The use of atypical antipsychotics in the treatment of mania has become standard practice as supported by most currently available treatment guidelines. Aripiprazole, asenapine, olanzapine, paliperidone, quetiapine, risperidone, and ziprasidone have shown efficacy in placebo-controlled studies in acute mania. Not all these compounds, though, have been tested in maintenance therapy. Aripiprazole, for example, has been evaluated in numerous clinical trials in patients with bipolar disorder. Its efficacy was first established in two 3-week, placebo-controlled trials, and data are now available from a double-blind study of 100 weeks’ duration in manic patients, demonstrating both the effective stabilisation offered by aripiprazole and its superiority over placebo in preventing bipolar recurrence, primarily in preventing recurrence into mania.

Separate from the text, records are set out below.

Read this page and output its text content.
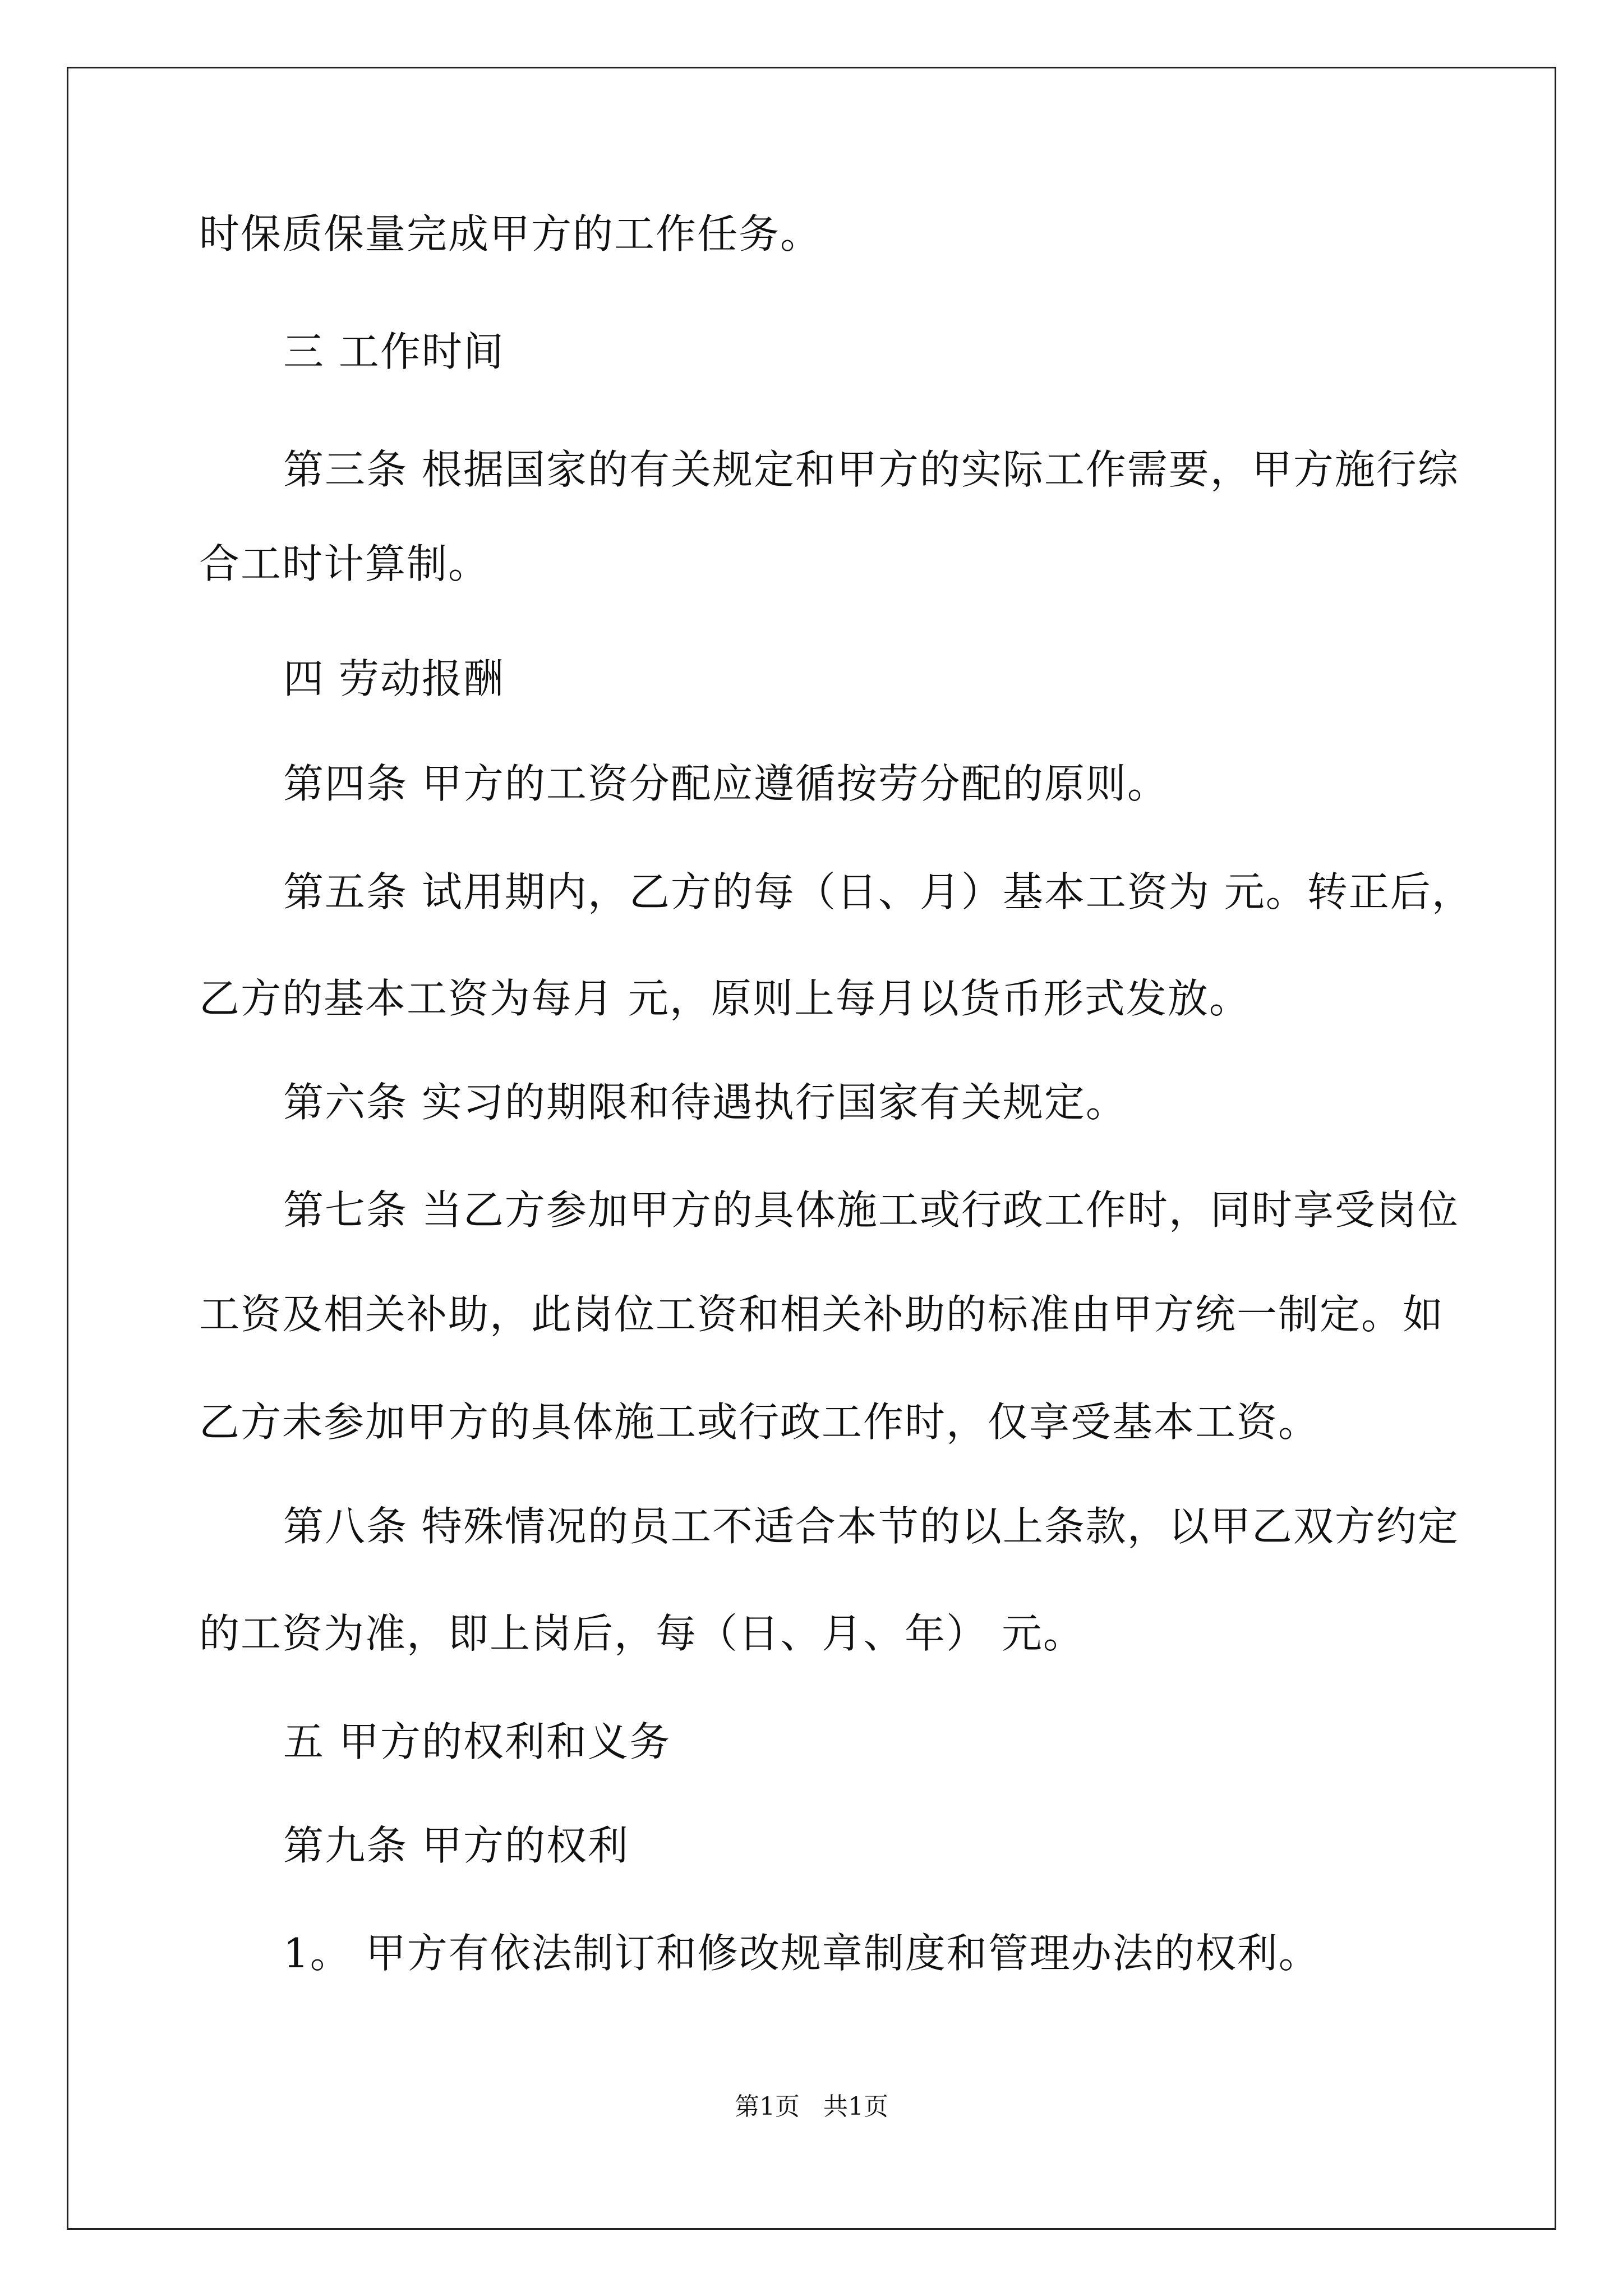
时保质保量完成甲方的工作任务。
三 工作时间
第三条 根据国家的有关规定和甲方的实际工作需要，甲方施行综
合工时计算制。
四 劳动报酬
第四条 甲方的工资分配应遵循按劳分配的原则。
第五条 试用期内，乙方的每（日、月）基本工资为 元。转正后，
乙方的基本工资为每月 元，原则上每月以货币形式发放。
第六条 实习的期限和待遇执行国家有关规定。
第七条 当乙方参加甲方的具体施工或行政工作时，同时享受岗位
工资及相关补助，此岗位工资和相关补助的标准由甲方统一制定。如
乙方未参加甲方的具体施工或行政工作时，仅享受基本工资。
第八条 特殊情况的员工不适合本节的以上条款，以甲乙双方约定
的工资为准，即上岗后，每（日、月、年） 元。
五 甲方的权利和义务
第九条 甲方的权利
1。 甲方有依法制订和修改规章制度和管理办法的权利。
第1页   共1页
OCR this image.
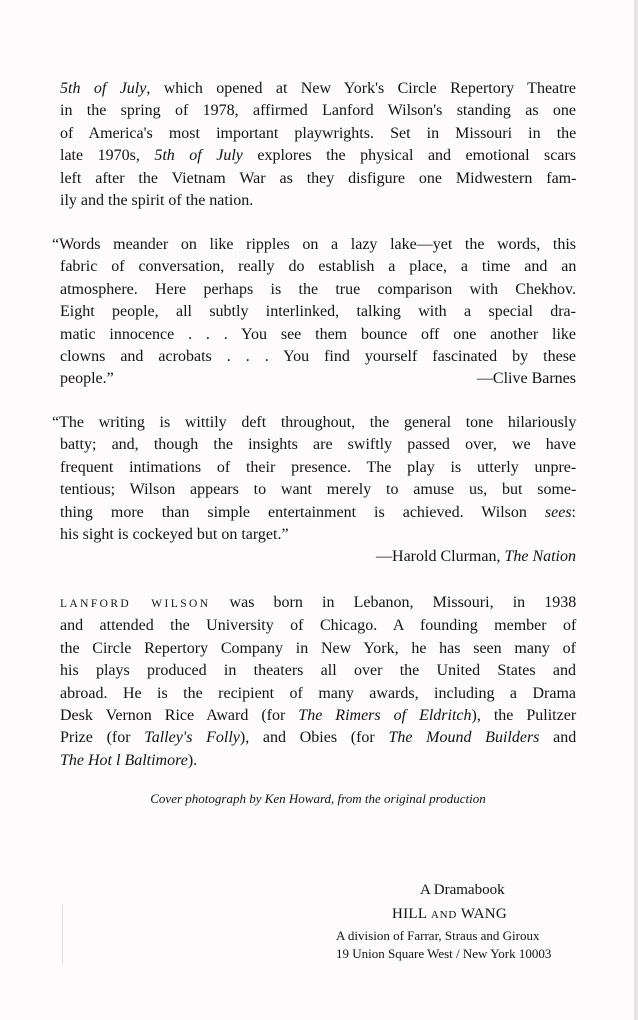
5th of July, which opened at New York's Circle Repertory Theatre
in the spring of 1978, affirmed Lanford Wilson's standing as one
of America's most important playwrights. Set in Missouri in the
late 1970s, 5th of July explores the physical and emotional scars
left after the Vietnam War as they disfigure one Midwestern fam-
ily and the spirit of the nation.
“Words meander on like ripples on a lazy lake—yet the words, this
fabric of conversation, really do establish a place, a time and an
atmosphere. Here perhaps is the true comparison with Chekhov.
Eight people, all subtly interlinked, talking with a special dra-
matic innocence . . . You see them bounce off one another like
clowns and acrobats . . . You find yourself fascinated by these
people.”	—Clive Barnes
“The writing is wittily deft throughout, the general tone hilariously
batty; and, though the insights are swiftly passed over, we have
frequent intimations of their presence. The play is utterly unpre-
tentious; Wilson appears to want merely to amuse us, but some-
thing more than simple entertainment is achieved. Wilson sees:
his sight is cockeyed but on target.”
—Harold Clurman, The Nation
LANFORD WILSON was born in Lebanon, Missouri, in 1938
and attended the University of Chicago. A founding member of
the Circle Repertory Company in New York, he has seen many of
his plays produced in theaters all over the United States and
abroad. He is the recipient of many awards, including a Drama
Desk Vernon Rice Award (for The Rimers of Eldritch), the Pulitzer
Prize (for Talley's Folly), and Obies (for The Mound Builders and
The Hot l Baltimore).
Cover photograph by Ken Howard, from the original production
A Dramabook
HILL AND WANG
A division of Farrar, Straus and Giroux
19 Union Square West / New York 10003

Furthermore, the addition of aripiprazole to lithium or valproate in patients who are partially non-responsive to these latter agents, can lead to significant improvement in mania symptoms. Several other atypical antipsychotics have also demonstrated adjunctive efficacy in patients with bipolar disorder, including olanzapine, quetiapine and risperidone. Studies comparing different atypical agents have generally shown that efficacy is similar, although the side effect and tolerability profiles differ between agents.
In conclusion, atypical antipsychotics such as aripiprazole have proven short-and long-term efficacy as monotherapy or adjunctive treatment for bipolar mania, providing physicians with additional options when selecting the best treatment for their patients.